Türkiye'nin, atması gereken adımların farkında olduğuna işaret eden Bağış, Adalet Bakanlığı'nın hummalı bir çalışma ile 4. yargı reform paketi üzerinde hazırlıklarını sürdürdüğünü kaydetti.

Bu sürecin Türkiye'nin kendi vatandaşının devletiyle ilişkisi açısından da önemli bir süreç olduğuna dikkati çeken Bağış, "Ama Avrupa'da bizim attığımız reformların yarısını bile atamayanların bugün Türkiye'ye ahkam kesmelerini anlamakta ben de zorlanıyorum" dedi.

Türkiye'nin kamu başdenetçiliği kurumunu ihdas ettiğini de anımsatan Bağış, bu kurumun çok faydalı çalışmaları olacağını söyledi.

SİNYALLER OLUMLU

Önümüzdeki döneme yönelik aldıkları sinyallerin de olumlu olduğuna işaret eden Bağış, "1 Ocak'tan itibaren dönem başkanlığını üstlenecek olan İrlanda'nın tutumunu biz olumlu görüyoruz" dedi.

İrlandalı muhataplarıyla yaptığı görüşmelerde, İrlanda'nın genişleme sürecini canlandırma ve Türkiye ile ilgili fasılların açılması konusunda bir kararlılığı olduğunu gözlemlediklerini belirten Bağış, ancak bunun sadece dönem başkanlığının elinde, yetkisinde olan bir konu olmadığını kaydetti.

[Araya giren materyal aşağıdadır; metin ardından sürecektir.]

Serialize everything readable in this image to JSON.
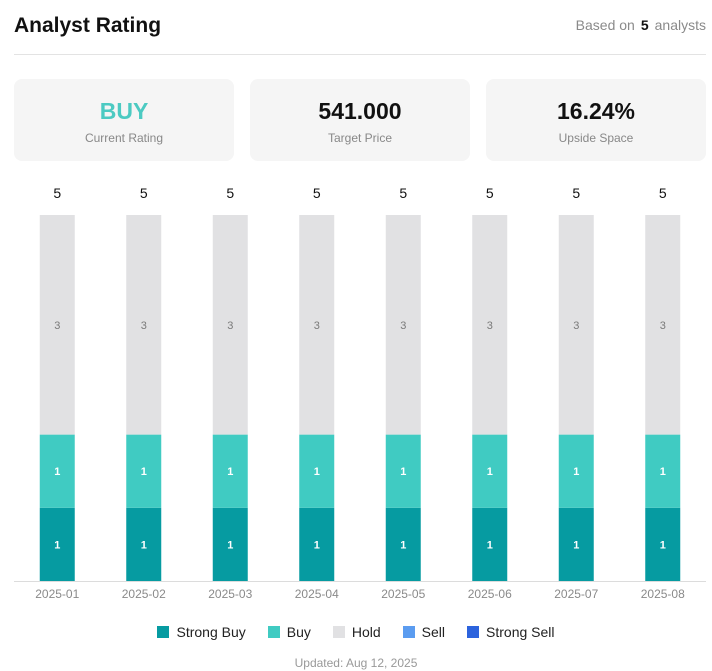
{
  "header": {
    "title": "Analyst Rating",
    "based_prefix": "Based on",
    "based_count": "5",
    "based_suffix": "analysts"
  },
  "cards": {
    "rating": {
      "value": "BUY",
      "label": "Current Rating"
    },
    "target": {
      "value": "541.000",
      "label": "Target Price"
    },
    "upside": {
      "value": "16.24%",
      "label": "Upside Space"
    }
  },
  "colors": {
    "strong_buy": "#069ba1",
    "buy": "#40cbc2",
    "hold": "#e1e1e3",
    "sell": "#5b9cf0",
    "strong_sell": "#2c63dd"
  },
  "chart_data": {
    "type": "bar",
    "stacked": true,
    "categories": [
      "2025-01",
      "2025-02",
      "2025-03",
      "2025-04",
      "2025-05",
      "2025-06",
      "2025-07",
      "2025-08"
    ],
    "series": [
      {
        "name": "Strong Buy",
        "key": "strong_buy",
        "values": [
          1,
          1,
          1,
          1,
          1,
          1,
          1,
          1
        ]
      },
      {
        "name": "Buy",
        "key": "buy",
        "values": [
          1,
          1,
          1,
          1,
          1,
          1,
          1,
          1
        ]
      },
      {
        "name": "Hold",
        "key": "hold",
        "values": [
          3,
          3,
          3,
          3,
          3,
          3,
          3,
          3
        ]
      },
      {
        "name": "Sell",
        "key": "sell",
        "values": [
          0,
          0,
          0,
          0,
          0,
          0,
          0,
          0
        ]
      },
      {
        "name": "Strong Sell",
        "key": "strong_sell",
        "values": [
          0,
          0,
          0,
          0,
          0,
          0,
          0,
          0
        ]
      }
    ],
    "totals": [
      5,
      5,
      5,
      5,
      5,
      5,
      5,
      5
    ],
    "ylim": [
      0,
      5
    ]
  },
  "legend": [
    "Strong Buy",
    "Buy",
    "Hold",
    "Sell",
    "Strong Sell"
  ],
  "footer": {
    "updated": "Updated: Aug 12, 2025"
  }
}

Bağış, "Aynı zamanda Fransa'daki akıl tutulmasının da son bulacağını ve Sarkozy döneminde iki ülke arasındaki ilişkilere de çok zarar veren, fasılları engelleme sürecinin de son bulacağına dair de sinyaller alıyoruz. Ümit ederiz ki bu sinyaller gerçekleşir, hem bizim açımızdan, hem AB açısından önemli başarıları elde etmiş oluruz" dedi.

AB'nin Nobel Barış ödülü'nü aldığını anımsatan Bağış, bu ödülün alınma ve ilan edilişinde yapılan bütün açıklamalarda, AB'nin Türkiye'deki demokratikleşme sürecine katkılarının ifade edildiğini anımsattı. Bağış, şöyle devam etti:

"Bugün ülkemiz, AB açılmamış 20 faslın 17'sini engellerken AB'nin Nobel Barış Ödülü almasına en çok katkı veren ülke olarak, bizim tarafımızdan değil, onlar tarafından ilan edildi. Biz bu süreçteki kararlılığımızı aynı şekilde yürüteceğiz. Türkiye'nin AB'den uzaklaştığını iddia edenler son derece büyük bir yanılgı içindedirler. Türkiye, AB sürecinde aynı kararlılıkla yoluna devam etmektedir. Ama Türkiye'den uzaklaşan bir AB'nin anlamının kalmayacağını da Avrupalılara çok net bir şekilde hissettirdiğimiz bir dönemi hep beraber yaşıyoruz."

AB ile mali işbirliğinde de önemli başarılar elde edildiğini ifade eden Bağış, bu çerçevede Türkiye'nin, 2006-2013 dönemi arasında kendisine hibe olarak ayrılan 4,9 milyar dolarla çok önemli projeler gerçekleştirdiğini kaydetti. Bağış, 2014-2020 AB bütçesinden de Türkiye'nin hak ettiği fonları alabilmesi için yoğun bir çaba içerisinde olduklarını bildirdi.